NCAA Football: CFP National Championship-Media Day Matthew Emmons-USA TODAY Sports

The Syracuse Orange haven’t made the postseason since 2013 (VIVA LAS TEXAS BOWL), and there are no guarantees we’re back this year, either. So you’d be forgiven if you were not as up on the bowl selection process as you may have been at another point in your life.

Lucky for us, the ACC Football Kickoff shared exactly how this thing works in a not-so-easy-to-read chart.

In case you, like me, have some trouble reading that thing, I wanted to break down each step of the ACC bowl selection process below, in normal typeface.

Step 1: Playoffs?

You start here, because this determines the rest of the process. If an ACC team (or two) makes the College Football Playoff, then the Orange Bowl is opened up for the next-best conference team, according to the CFP rankings.

Step 2: Orange Bowl

Like I explained above: next-best squad in the ACC, if one or more of its teams make the Playoff. That team would face either the SEC, Big Ten or Notre Dame, depending on rankings and such.
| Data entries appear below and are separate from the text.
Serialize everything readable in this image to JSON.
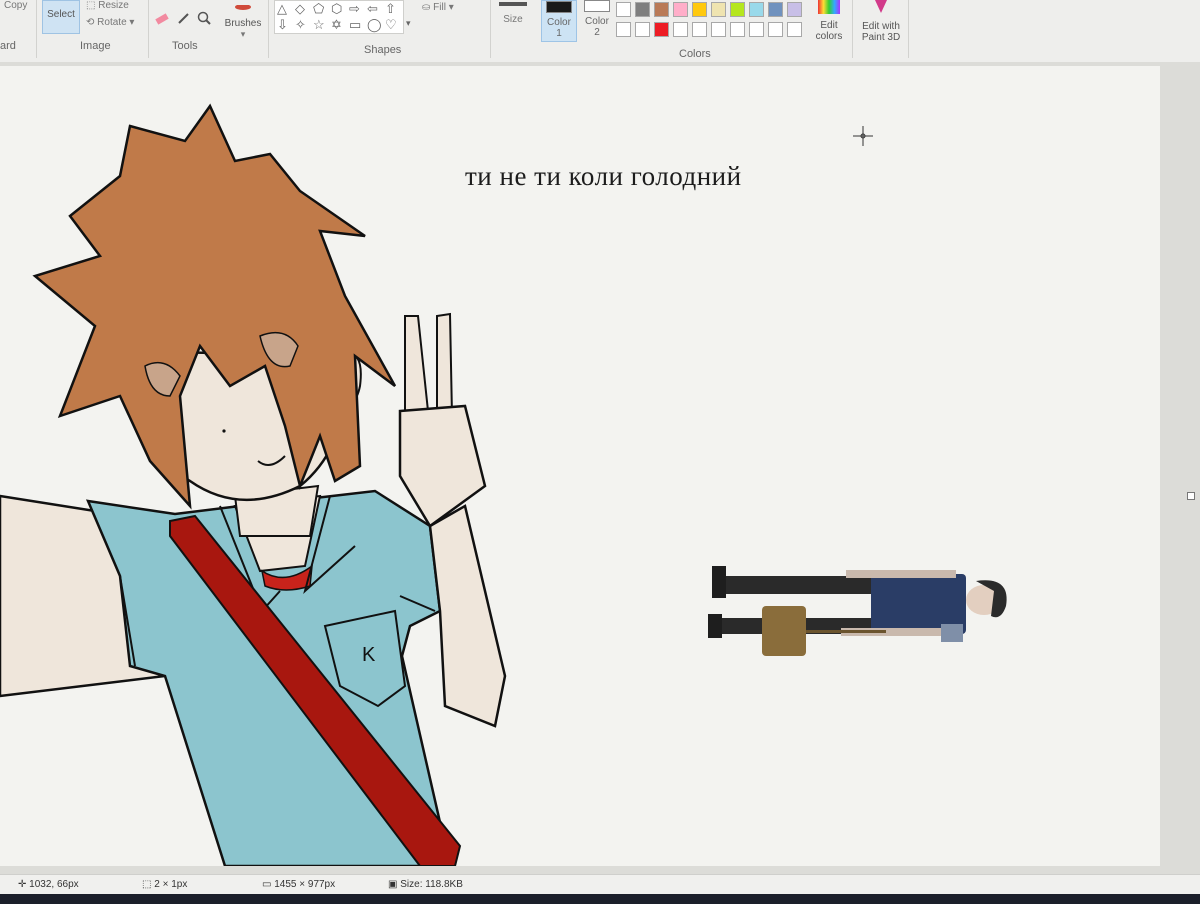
{
  "ribbon": {
    "clipboard": {
      "copy_label": "Copy",
      "group_label": "ard"
    },
    "image": {
      "select_label": "Select",
      "resize_label": "Resize",
      "rotate_label": "Rotate",
      "group_label": "Image"
    },
    "tools": {
      "group_label": "Tools"
    },
    "brushes": {
      "label": "Brushes"
    },
    "shapes": {
      "fill_label": "Fill",
      "group_label": "Shapes"
    },
    "size": {
      "label": "Size"
    },
    "color1": {
      "label_line1": "Color",
      "label_line2": "1",
      "value": "#1a1a1a"
    },
    "color2": {
      "label_line1": "Color",
      "label_line2": "2",
      "value": "#ffffff"
    },
    "palette": {
      "group_label": "Colors",
      "row1": [
        "#ffffff",
        "#7f7f7f",
        "#b97a57",
        "#ffaec9",
        "#ffc90e",
        "#efe4b0",
        "#b5e61d",
        "#99d9ea",
        "#7092be",
        "#c8bfe7"
      ],
      "row2": [
        "#ffffff",
        "#ffffff",
        "#ed1c24",
        "#ffffff",
        "#ffffff",
        "#ffffff",
        "#ffffff",
        "#ffffff",
        "#ffffff",
        "#ffffff"
      ]
    },
    "edit_colors": {
      "line1": "Edit",
      "line2": "colors"
    },
    "edit_paint3d": {
      "line1": "Edit with",
      "line2": "Paint 3D"
    }
  },
  "canvas": {
    "caption": "ти не ти коли голодний",
    "letter_on_pocket": "K"
  },
  "statusbar": {
    "cursor_pos": "1032, 66px",
    "selection_size": "2 × 1px",
    "image_size": "1455 × 977px",
    "file_size": "Size: 118.8KB"
  },
  "colors": {
    "hair": "#c07a49",
    "skin": "#efe6db",
    "shirt": "#8cc5ce",
    "strap": "#a8170f",
    "collar": "#c8231b"
  }
}
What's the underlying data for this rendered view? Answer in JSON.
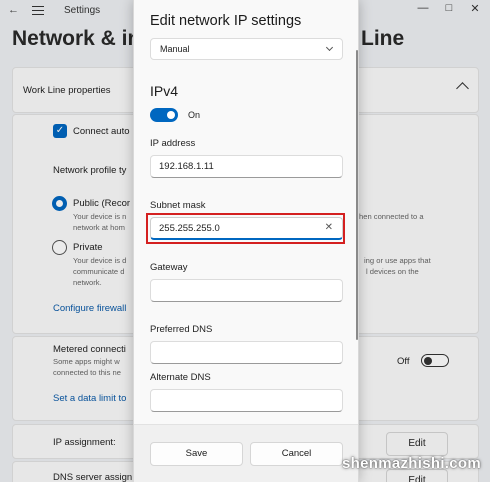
{
  "app": {
    "title": "Settings"
  },
  "page": {
    "heading_start": "Network & in",
    "heading_end": "Line"
  },
  "background": {
    "section_title": "Work Line properties",
    "connect_auto": "Connect auto",
    "network_profile": "Network profile ty",
    "public_label": "Public (Recor",
    "public_desc_1": "Your device is n",
    "public_desc_2": "network at hom",
    "public_right": "hen connected to a",
    "private_label": "Private",
    "private_desc_1": "Your device is d",
    "private_desc_2": "communicate d",
    "private_desc_3": "network.",
    "private_right_1": "ing or use apps that",
    "private_right_2": "l devices on the",
    "firewall_link": "Configure firewall",
    "metered_label": "Metered connecti",
    "metered_desc_1": "Some apps might w",
    "metered_desc_2": "connected to this ne",
    "metered_state": "Off",
    "data_limit_link": "Set a data limit to",
    "ip_assignment": "IP assignment:",
    "dns_assignment": "DNS server assign",
    "edit_button": "Edit",
    "edit_button_2": "Edit"
  },
  "dialog": {
    "title": "Edit network IP settings",
    "mode": "Manual",
    "section": "IPv4",
    "toggle_state": "On",
    "ip_label": "IP address",
    "ip_value": "192.168.1.11",
    "subnet_label": "Subnet mask",
    "subnet_value": "255.255.255.0",
    "gateway_label": "Gateway",
    "gateway_value": "",
    "pref_dns_label": "Preferred DNS",
    "pref_dns_value": "",
    "alt_dns_label": "Alternate DNS",
    "alt_dns_value": "",
    "save": "Save",
    "cancel": "Cancel"
  },
  "watermark": "shenmazhishi.com",
  "colors": {
    "accent": "#0067c0",
    "highlight": "#d42020"
  }
}
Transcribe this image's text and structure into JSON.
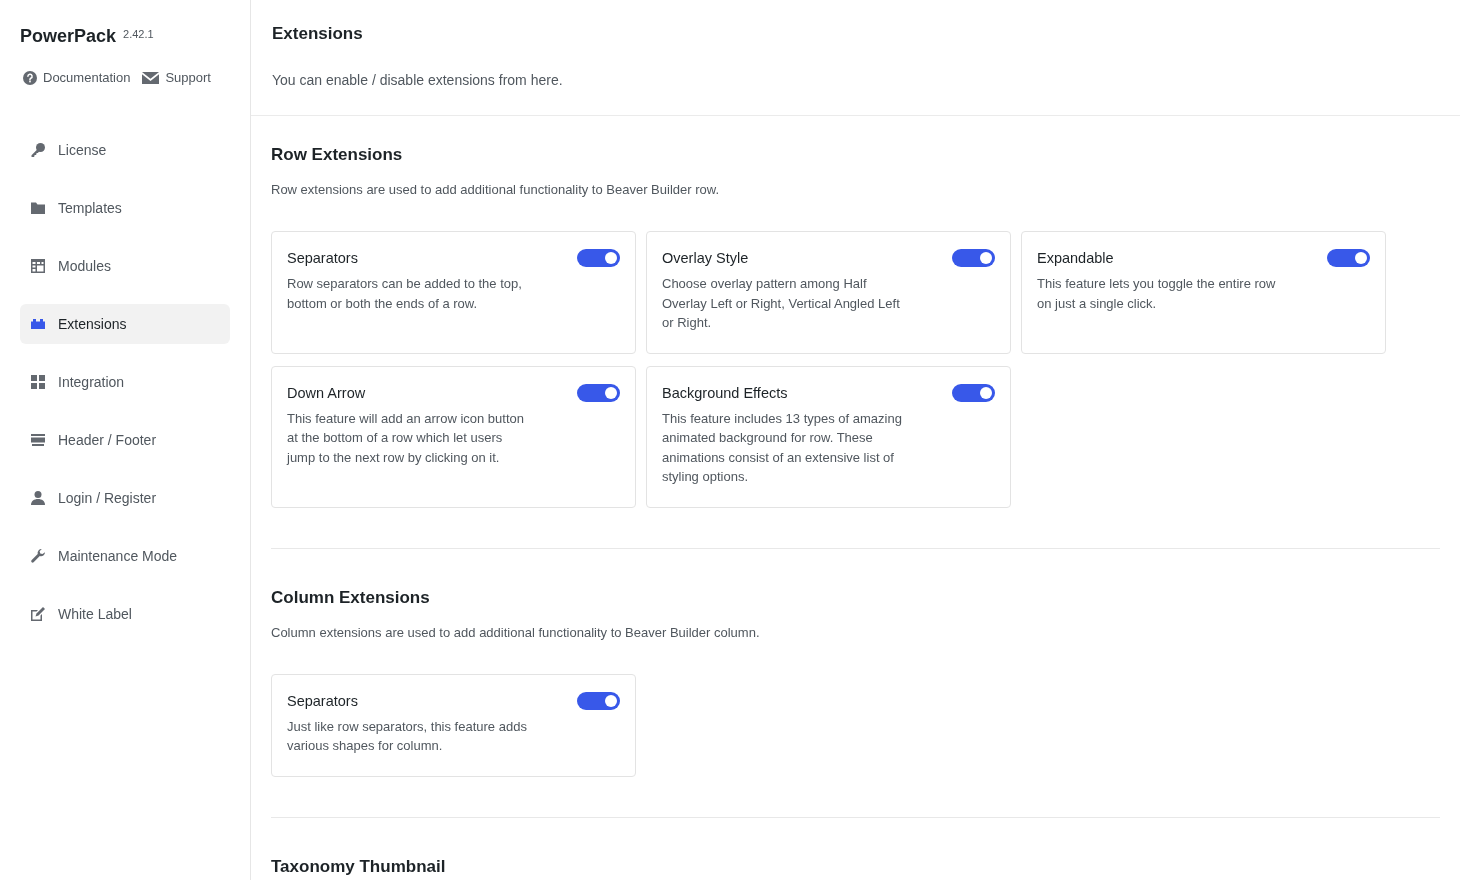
{
  "sidebar": {
    "brand": "PowerPack",
    "version": "2.42.1",
    "links": [
      {
        "label": "Documentation"
      },
      {
        "label": "Support"
      }
    ],
    "items": [
      {
        "label": "License",
        "selected": false
      },
      {
        "label": "Templates",
        "selected": false
      },
      {
        "label": "Modules",
        "selected": false
      },
      {
        "label": "Extensions",
        "selected": true
      },
      {
        "label": "Integration",
        "selected": false
      },
      {
        "label": "Header / Footer",
        "selected": false
      },
      {
        "label": "Login / Register",
        "selected": false
      },
      {
        "label": "Maintenance Mode",
        "selected": false
      },
      {
        "label": "White Label",
        "selected": false
      }
    ]
  },
  "header": {
    "title": "Extensions",
    "description": "You can enable / disable extensions from here."
  },
  "sections": [
    {
      "title": "Row Extensions",
      "description": "Row extensions are used to add additional functionality to Beaver Builder row.",
      "extensions": [
        {
          "name": "Separators",
          "description": "Row separators can be added to the top, bottom or both the ends of a row.",
          "on": true
        },
        {
          "name": "Overlay Style",
          "description": "Choose overlay pattern among Half Overlay Left or Right, Vertical Angled Left or Right.",
          "on": true
        },
        {
          "name": "Expandable",
          "description": "This feature lets you toggle the entire row on just a single click.",
          "on": true
        },
        {
          "name": "Down Arrow",
          "description": "This feature will add an arrow icon button at the bottom of a row which let users jump to the next row by clicking on it.",
          "on": true
        },
        {
          "name": "Background Effects",
          "description": "This feature includes 13 types of amazing animated background for row. These animations consist of an extensive list of styling options.",
          "on": true
        }
      ]
    },
    {
      "title": "Column Extensions",
      "description": "Column extensions are used to add additional functionality to Beaver Builder column.",
      "extensions": [
        {
          "name": "Separators",
          "description": "Just like row separators, this feature adds various shapes for column.",
          "on": true
        }
      ]
    },
    {
      "title": "Taxonomy Thumbnail"
    }
  ]
}
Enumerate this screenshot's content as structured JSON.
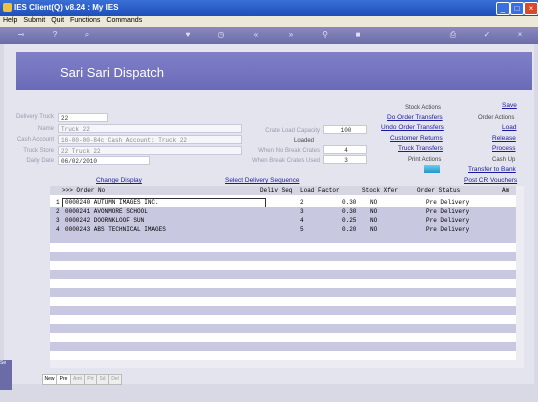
{
  "window": {
    "title": "IES Client(Q) v8.24 : My IES",
    "min": "_",
    "max": "□",
    "close": "×"
  },
  "menu": [
    "Help",
    "Submit",
    "Quit",
    "Functions",
    "Commands"
  ],
  "toolbar_icons": [
    "key-icon",
    "help-icon",
    "search-icon",
    "heart-icon",
    "clock-icon",
    "rewind-icon",
    "fast-forward-icon",
    "filter-icon",
    "stop-icon",
    "print-icon",
    "check-icon",
    "close-icon"
  ],
  "page": {
    "title": "Sari Sari Dispatch"
  },
  "form": {
    "delivery_truck": {
      "label": "Delivery Truck",
      "value": "22"
    },
    "name": {
      "label": "Name",
      "value": "Truck 22"
    },
    "cash_account": {
      "label": "Cash Account",
      "value": "16-00-00-84c Cash Account: Truck 22"
    },
    "truck_store": {
      "label": "Truck Store",
      "value": "22 Truck 22"
    },
    "daily_date": {
      "label": "Daily Date",
      "value": "06/02/2010"
    },
    "crate_capacity": {
      "label": "Crate Load Capacity",
      "value": "100"
    },
    "loaded": {
      "label": "Loaded",
      "value": ""
    },
    "no_break": {
      "label": "When No Break Crates",
      "value": "4"
    },
    "break_used": {
      "label": "When Break Crates Used",
      "value": "3"
    }
  },
  "actions": {
    "stock_actions": "Stock Actions",
    "do_order_transfers": "Do Order Transfers",
    "undo_order_transfers": "Undo Order Transfers",
    "customer_returns": "Customer Returns",
    "truck_transfers": "Truck Transfers",
    "print_actions": "Print Actions",
    "save": "Save",
    "order_actions": "Order Actions",
    "load": "Load",
    "release": "Release",
    "process": "Process",
    "cash_up": "Cash Up",
    "transfer_to_bank": "Transfer to Bank",
    "post_cr_vouchers": "Post CR Vouchers",
    "change_display": "Change Display",
    "select_delivery_sequence": "Select Delivery Sequence"
  },
  "table": {
    "headers": {
      "order_no": ">>> Order No",
      "deliv_seq": "Deliv Seq",
      "load_factor": "Load Factor",
      "stock_xfer": "Stock Xfer",
      "order_status": "Order Status",
      "am": "Am"
    },
    "rows": [
      {
        "n": "1",
        "order": "0000240 AUTUMN IMAGES INC.",
        "seq": "2",
        "factor": "0.30",
        "xfer": "NO",
        "status": "Pre Delivery"
      },
      {
        "n": "2",
        "order": "0000241 AVONMORE SCHOOL",
        "seq": "3",
        "factor": "0.30",
        "xfer": "NO",
        "status": "Pre Delivery"
      },
      {
        "n": "3",
        "order": "0000242 DOORNKLOOF SUN",
        "seq": "4",
        "factor": "0.25",
        "xfer": "NO",
        "status": "Pre Delivery"
      },
      {
        "n": "4",
        "order": "0000243 ABS TECHNICAL IMAGES",
        "seq": "5",
        "factor": "0.20",
        "xfer": "NO",
        "status": "Pre Delivery"
      }
    ]
  },
  "bottom_tabs": [
    "New",
    "Pre",
    "Amt",
    "Prt",
    "Sd",
    "Del"
  ],
  "side_tab": "Se"
}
NCAA Football: Chick-fil-A Peach Bowl-Alabama vs Washington Jason Getz-USA TODAY Sports

Step 3: Access bowls?

After they figure out the CFP spot and the Orange Bowl bid, the other ACC teams are eligible for bids in the other access bowls -- this year, the Peach, Fiesta and Cotton. Through the first three years of the Playoff era, the ACC has never placed a third team in the top six bowl games.

Step 4: Citrusy

This only happens if the Orange Bowl opponent is from the Big Ten, apparently. With Ohio State, Penn State, Michigan and Wisconsin all potential contenders for top-10ish place in the polls, that seems more likely than not this year. The ACC would face an SEC team if they were to participate.

Step 5: Camping World Bowl

Formerly the Russell Athletic Bowl, so you’ll be excused for wondering why this seemingly random game is this high up on the pecking order. The next-best remaining ACC team would face off with the whichever Big 12 team’s left down in Orlando.

New Era Pinstripe Bowl - West Virginia v Syracuse Photo by Jeff Zelevansky/Getty Images

Step 6: If we’re in Tier 1, we’d probably go Pinstripe-ing

Here’s the first area you’re even getting a shot at seeing the Orange this year. This tier of ACC tie-ins includes the Belk Bowl, Sun Bowl, Pinstripe Bowl and Music City Bowl/Taxslayer Bowl depending on the year. The ACC played in the Taxslayer Bowl last year, so Music City’s most likely of those two this year.

Because the conference and bowl games are free to slot teams into any of these games based on geography alone, Syracuse could potentially earn its third trip to the Pinstripe in a eight seasons, even if several other conference teams have better records.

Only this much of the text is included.